Metabolic activation of carbon tetrachloride: induction of cytochrome P-450 with phenobarbital or 3-methylcholanthrene and its effect on covalent binding

Abstract

Anaerobic incubation of [ 14C]carbon tetrachloride with normal rat liver microsomes and microsomes from rats treated with the inducers phenobartital (PB) and 3-methylcholanthrene (MC) reveals distinct differences in metabolic activation. While the increase in CO-binding pigment is comparable for both inducers, metabolism of CCl 4 is enhanced only by PB-induction; MC-induced microsomes are equivalent to microsomes from untreated animals. Sodium dodecyl sulphate (SDS)-electrophoresis of microsomal proteins confirms the expected increase at 52 000 daltons (cytochrome P-450 PB) on PB-induction, at 56 000 daltons (cytochrome P-450 MC) on MC-induction; after anaerobic incubation with [ 14C]CCl 4 the electrophoretic pattern is largely unchanged.
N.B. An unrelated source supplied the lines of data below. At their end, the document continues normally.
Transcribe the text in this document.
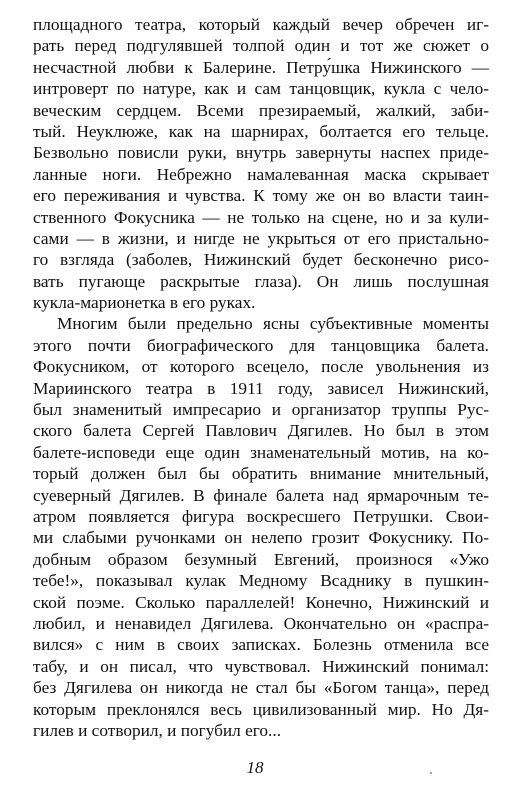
площадного театра, который каждый вечер обречен иг-
рать перед подгулявшей толпой один и тот же сюжет о
несчастной любви к Балерине. Петру́шка Нижинского —
интроверт по натуре, как и сам танцовщик, кукла с чело-
веческим сердцем. Всеми презираемый, жалкий, заби-
тый. Неуклюже, как на шарнирах, болтается его тельце.
Безвольно повисли руки, внутрь завернуты наспех приде-
ланные ноги. Небрежно намалеванная маска скрывает
его переживания и чувства. К тому же он во власти таин-
ственного Фокусника — не только на сцене, но и за кули-
сами — в жизни, и нигде не укрыться от его пристально-
го взгляда (заболев, Нижинский будет бесконечно рисо-
вать пугающе раскрытые глаза). Он лишь послушная
кукла-марионетка в его руках.
Многим были предельно ясны субъективные моменты
этого почти биографического для танцовщика балета.
Фокусником, от которого всецело, после увольнения из
Мариинского театра в 1911 году, зависел Нижинский,
был знаменитый импресарио и организатор труппы Рус-
ского балета Сергей Павлович Дягилев. Но был в этом
балете-исповеди еще один знаменательный мотив, на ко-
торый должен был бы обратить внимание мнительный,
суеверный Дягилев. В финале балета над ярмарочным те-
атром появляется фигура воскресшего Петрушки. Свои-
ми слабыми ручонками он нелепо грозит Фокуснику. По-
добным образом безумный Евгений, произнося «Ужо
тебе!», показывал кулак Медному Всаднику в пушкин-
ской поэме. Сколько параллелей! Конечно, Нижинский и
любил, и ненавидел Дягилева. Окончательно он «распра-
вился» с ним в своих записках. Болезнь отменила все
табу, и он писал, что чувствовал. Нижинский понимал:
без Дягилева он никогда не стал бы «Богом танца», перед
которым преклонялся весь цивилизованный мир. Но Дя-
гилев и сотворил, и погубил его...
18
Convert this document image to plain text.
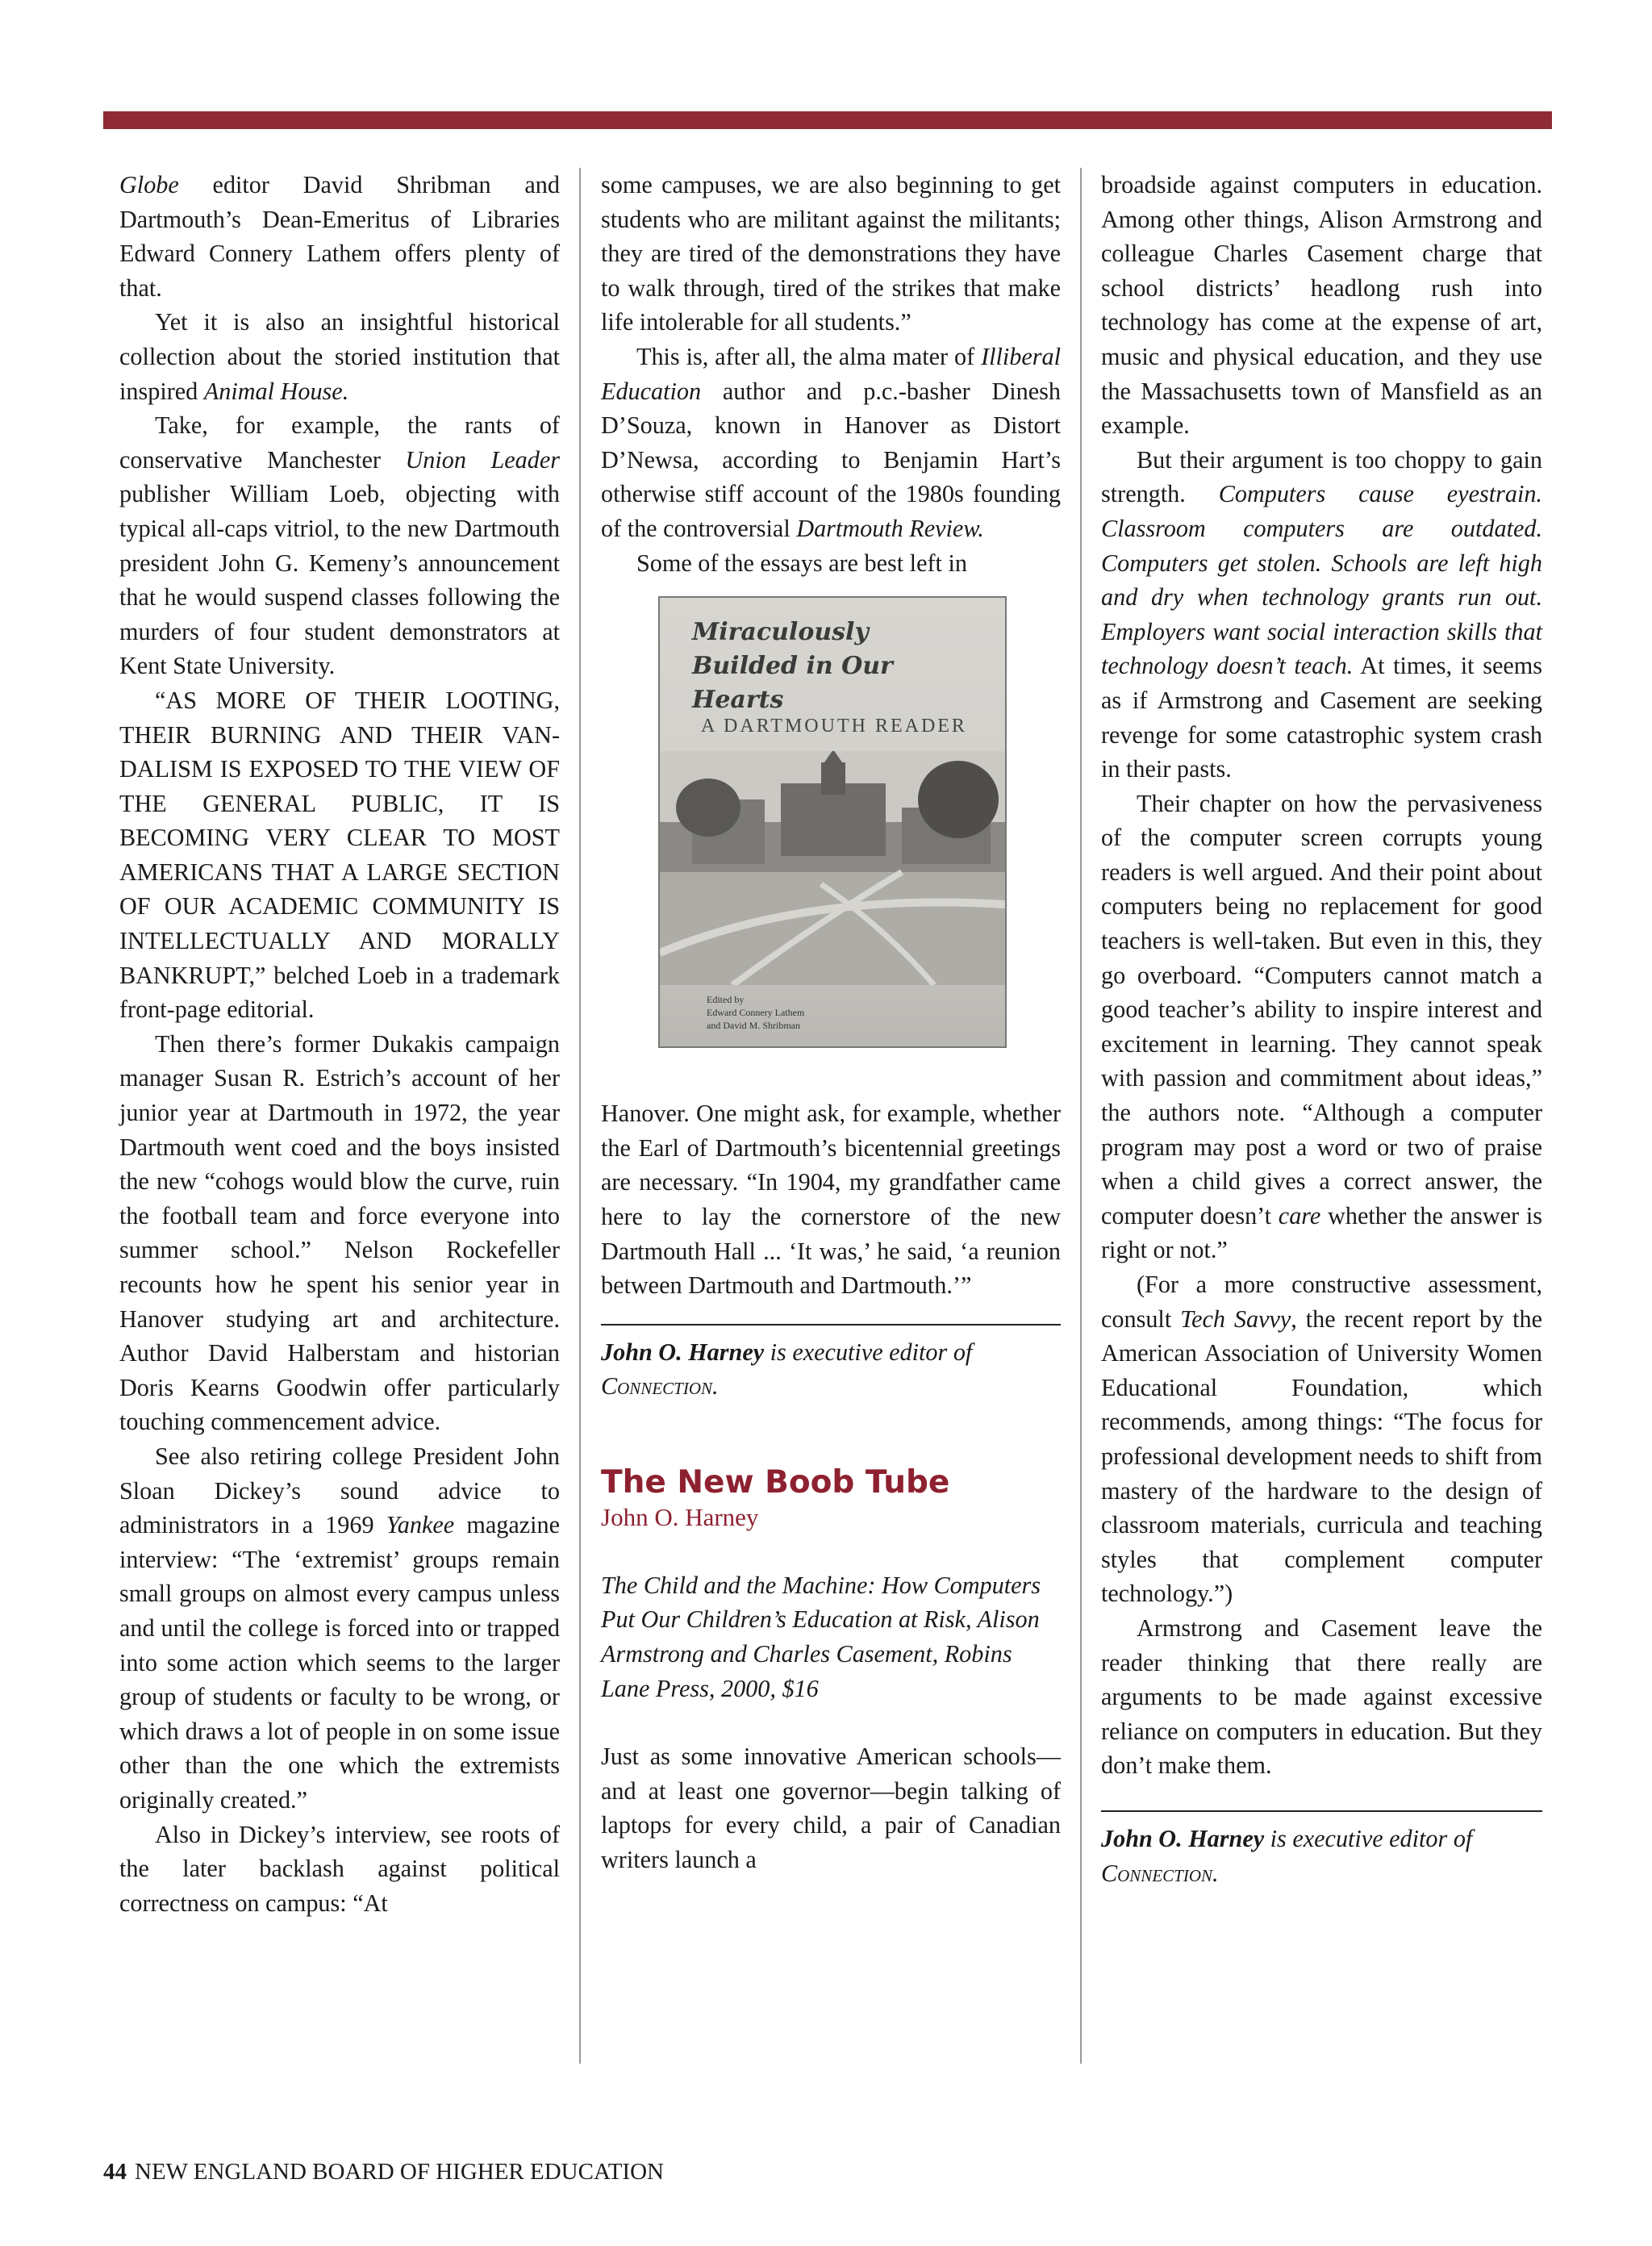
Globe editor David Shribman and Dartmouth’s Dean-Emeritus of Libraries Edward Connery Lathem offers plenty of that.

Yet it is also an insightful historical collection about the storied institution that inspired Animal House.

Take, for example, the rants of conservative Manchester Union Leader publisher William Loeb, objecting with typical all-caps vitriol, to the new Dartmouth president John G. Kemeny’s announcement that he would suspend classes following the murders of four student demonstrators at Kent State University.

“AS MORE OF THEIR LOOTING, THEIR BURNING AND THEIR VANDALISM IS EXPOSED TO THE VIEW OF THE GENERAL PUBLIC, IT IS BECOMING VERY CLEAR TO MOST AMERICANS THAT A LARGE SECTION OF OUR ACADEMIC COMMUNITY IS INTELLECTUALLY AND MORALLY BANKRUPT,” belched Loeb in a trademark front-page editorial.

Then there’s former Dukakis campaign manager Susan R. Estrich’s account of her junior year at Dartmouth in 1972, the year Dartmouth went coed and the boys insisted the new “cohogs would blow the curve, ruin the football team and force everyone into summer school.” Nelson Rockefeller recounts how he spent his senior year in Hanover studying art and architecture. Author David Halberstam and historian Doris Kearns Goodwin offer particularly touching commencement advice.

See also retiring college President John Sloan Dickey’s sound advice to administrators in a 1969 Yankee magazine interview: “The ‘extremist’ groups remain small groups on almost every campus unless and until the college is forced into or trapped into some action which seems to the larger group of students or faculty to be wrong, or which draws a lot of people in on some issue other than the one which the extremists originally created.”

Also in Dickey’s interview, see roots of the later backlash against political correctness on campus: “At

some campuses, we are also beginning to get students who are militant against the militants; they are tired of the demonstrations they have to walk through, tired of the strikes that make life intolerable for all students.”

This is, after all, the alma mater of Illiberal Education author and p.c.-basher Dinesh D’Souza, known in Hanover as Distort D’Newsa, according to Benjamin Hart’s otherwise stiff account of the 1980s founding of the controversial Dartmouth Review.

Some of the essays are best left in

Miraculously
Builded in Our Hearts
A DARTMOUTH READER
Edited by
Edward Connery Lathem
and David M. Shribman

Hanover. One might ask, for example, whether the Earl of Dartmouth’s bicentennial greetings are necessary. “In 1904, my grandfather came here to lay the cornerstore of the new Dartmouth Hall ... ‘It was,’ he said, ‘a reunion between Dartmouth and Dartmouth.’”

John O. Harney is executive editor of Connection.

The New Boob Tube
John O. Harney

The Child and the Machine: How Computers Put Our Children’s Education at Risk, Alison Armstrong and Charles Casement, Robins Lane Press, 2000, $16

Just as some innovative American schools—and at least one governor—begin talking of laptops for every child, a pair of Canadian writers launch a

broadside against computers in education. Among other things, Alison Armstrong and colleague Charles Casement charge that school districts’ headlong rush into technology has come at the expense of art, music and physical education, and they use the Massachusetts town of Mansfield as an example.

But their argument is too choppy to gain strength. Computers cause eyestrain. Classroom computers are outdated. Computers get stolen. Schools are left high and dry when technology grants run out. Employers want social interaction skills that technology doesn’t teach. At times, it seems as if Armstrong and Casement are seeking revenge for some catastrophic system crash in their pasts.

Their chapter on how the pervasiveness of the computer screen corrupts young readers is well argued. And their point about computers being no replacement for good teachers is well-taken. But even in this, they go overboard. “Computers cannot match a good teacher’s ability to inspire interest and excitement in learning. They cannot speak with passion and commitment about ideas,” the authors note. “Although a computer program may post a word or two of praise when a child gives a correct answer, the computer doesn’t care whether the answer is right or not.”

(For a more constructive assessment, consult Tech Savvy, the recent report by the American Association of University Women Educational Foundation, which recommends, among things: “The focus for professional development needs to shift from mastery of the hardware to the design of classroom materials, curricula and teaching styles that complement computer technology.”)

Armstrong and Casement leave the reader thinking that there really are arguments to be made against excessive reliance on computers in education. But they don’t make them.

John O. Harney is executive editor of Connection.

44 NEW ENGLAND BOARD OF HIGHER EDUCATION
The highly reactive radical intermediates of CCl 4-metabolism should attack the closest possible partner. Most of protein-bound radioactivity is located in the mass range between 47 000 and 54 000 daltons, indicating that cytochrome P-450 PB is the isoenzyme mainly responsible for CCl 4-activation; cytochrome P-450 MC plays virtually no role in metabolic activation. The direct participation of NADPH-cytochrome P-450 reductase appears unlikely, since the specific binding to proteins in the corresponding mass range is not elevated. A significant percentage of label is attached to proteins at 120 000 daltons and above, presumably oligomers of cytochrome P-450 apoprotein.